When a company in growth mode hires a channel chief with Kane’s background, they’re not exploring the channel — they’re committing to it. Kane has spent the early months of 2026 assembling a channel team. The Avant/Intelisys/Sandler/Telarus announcement is the opening move, not the full play.

The question agents should be asking is: what does the partner program actually look like? Training, enablement, marketing development funds, deal registration — that’s where the partnership turns from a press release into a real selling opportunity.
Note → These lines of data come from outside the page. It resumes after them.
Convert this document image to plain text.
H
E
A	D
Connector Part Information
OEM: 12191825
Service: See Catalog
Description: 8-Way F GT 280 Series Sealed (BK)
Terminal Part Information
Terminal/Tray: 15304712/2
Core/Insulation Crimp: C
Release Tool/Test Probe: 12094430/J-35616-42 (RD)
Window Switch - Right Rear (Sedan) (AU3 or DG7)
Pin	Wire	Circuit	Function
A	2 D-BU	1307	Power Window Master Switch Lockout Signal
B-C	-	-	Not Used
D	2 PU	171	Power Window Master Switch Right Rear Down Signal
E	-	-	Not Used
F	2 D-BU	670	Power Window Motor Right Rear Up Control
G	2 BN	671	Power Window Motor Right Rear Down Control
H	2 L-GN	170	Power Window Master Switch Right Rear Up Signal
For context on what separates good TSDs from great ones, see our best TSDs for MSPs in 2026 ranking.

Kane said in the CRN interview that Front plans to continue investing in partner training, joint marketing programs, and ecosystem expansion throughout 2026. That’s the right answer. Whether it materializes into something agents can actually use is the thing to watch over the next two quarters.

The Timing Is Smart

The announcement landed during a week when AI in customer service is at peak conversation volume after the Enterprise Connect news cycle. Front’s CCaaS-adjacent positioning benefits from every dollar spent on that awareness by bigger vendors. When a buyer shows up at a CCaaS demo and realizes the product doesn’t solve their coordination problem, they’re already receptive to something like Front.

The agent channel catches those buyers. That’s exactly why Front needed to be in the TSD ecosystem before the wave hit, not after.

For agents in the UCaaS and CCaaS space: this is worth a look. The product has traction, the channel chief knows what he’s doing, and the entry point into a $100M ARR business with a real partner program is a better conversation than fighting over the same legacy CCaaS renewals everyone else is chasing. Understanding how residual commissions work will help you evaluate Front’s comp model against what you’re already earning.

As always, send me your Front stories once you start selling it. The real education is always in the field.